Brian O'Reilly's 12-year-old show, newly-staged in Dublin under Noel McDonough's direction, is among the most competent and proficient Irish musicals that this reviewer has seen in this town. A modest reworking of the Faust legend, it is about the guitar-playing singing busker who may sell his creative soul to the devil of an impresario who tries to contain the creativity within a binding contract.
It obeys the rule first laid down by Oklahoma! that the songs in a stage musical should progress the story-line, and goes further by having no dialogue and minimal recitative, being simply a succession of numbers within which the whole slight story can be told.
To its credit, it remains throughout faithful to the musical genre within which it is based: the lyrics remain absolutely true to the banal cliche which is the hallmark of most pop music. And, blissfully unfaithful to the current genre of pop, almost every word of every line can be clearly heard and understood, thanks to a lively band and very well-voiced performers.
What it lacks in terms of theatre and drama is fluid continuity between the individual numbers and any real opportunity for the actors to interact with each other. It remains a series of individual numbers performed resolutely downstage facing the audience.

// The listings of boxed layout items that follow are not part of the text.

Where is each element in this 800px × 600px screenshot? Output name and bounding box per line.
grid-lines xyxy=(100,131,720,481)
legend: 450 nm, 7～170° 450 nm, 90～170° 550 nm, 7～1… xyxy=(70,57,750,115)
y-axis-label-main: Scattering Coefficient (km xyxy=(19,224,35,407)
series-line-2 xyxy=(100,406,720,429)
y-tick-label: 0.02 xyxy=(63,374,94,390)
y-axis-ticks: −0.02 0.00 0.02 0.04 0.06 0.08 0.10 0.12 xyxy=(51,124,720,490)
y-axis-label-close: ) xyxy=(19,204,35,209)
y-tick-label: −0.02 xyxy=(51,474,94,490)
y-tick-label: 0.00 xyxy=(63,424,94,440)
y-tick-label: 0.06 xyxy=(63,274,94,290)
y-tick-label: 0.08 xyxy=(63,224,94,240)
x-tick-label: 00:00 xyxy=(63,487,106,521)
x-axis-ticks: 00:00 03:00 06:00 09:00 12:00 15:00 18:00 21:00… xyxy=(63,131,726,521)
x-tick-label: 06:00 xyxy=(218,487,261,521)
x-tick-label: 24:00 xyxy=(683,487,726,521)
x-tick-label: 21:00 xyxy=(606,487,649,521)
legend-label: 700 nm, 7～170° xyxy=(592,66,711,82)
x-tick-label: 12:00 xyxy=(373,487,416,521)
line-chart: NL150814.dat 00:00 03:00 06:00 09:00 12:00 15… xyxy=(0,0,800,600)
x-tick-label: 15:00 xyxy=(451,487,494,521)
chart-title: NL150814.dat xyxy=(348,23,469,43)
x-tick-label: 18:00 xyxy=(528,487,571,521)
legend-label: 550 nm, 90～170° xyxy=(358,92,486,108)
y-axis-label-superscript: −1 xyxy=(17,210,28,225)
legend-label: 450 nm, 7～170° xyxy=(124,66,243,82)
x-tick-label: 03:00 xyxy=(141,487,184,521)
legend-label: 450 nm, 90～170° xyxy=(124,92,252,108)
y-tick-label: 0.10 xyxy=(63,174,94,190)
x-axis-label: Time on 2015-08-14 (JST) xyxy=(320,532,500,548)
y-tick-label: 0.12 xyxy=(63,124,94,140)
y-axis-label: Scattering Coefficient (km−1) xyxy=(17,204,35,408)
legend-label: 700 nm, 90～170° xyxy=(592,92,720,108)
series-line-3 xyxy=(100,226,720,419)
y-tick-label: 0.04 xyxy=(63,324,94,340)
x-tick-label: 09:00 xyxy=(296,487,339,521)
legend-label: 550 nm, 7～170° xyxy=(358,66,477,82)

It is both timeless and placeless. John O'Donoghue's theatrically minimal setting has a skyline suggestive of New York above the balcony upon which the band plays. But the TV inserts suggest Dublin.
The costume design comes somewhere between Guys and Dolls and a rural Irish Palais de Dance, and the lighting by Joe Canavan owes more to a pop gig than to traditional musical theatre. Belinda Murphy's choreography lacks the sharp precision and creative energy of Broadway but, like the music and lyrics, is derivatively enjoyable as a pastiche of good Irish amateur musical theatre yearning after the leading edge of New York or the West End.
Gavin McCormack's Busker is affectingly wimpish and whingeing throughout, and Garry Montaine's impresario is effectively derived from Runyan, and lively withall. Ursula McLoughlin sings both affectingly and effectively as the busker's girlfriend, and Rebecca Smith is a bundle of musical and sexual energy.
The whole show does not add anything very new to the world of musical theatre, but in remaining faithful to its pop music roots it offers an Irish audience much entertainment.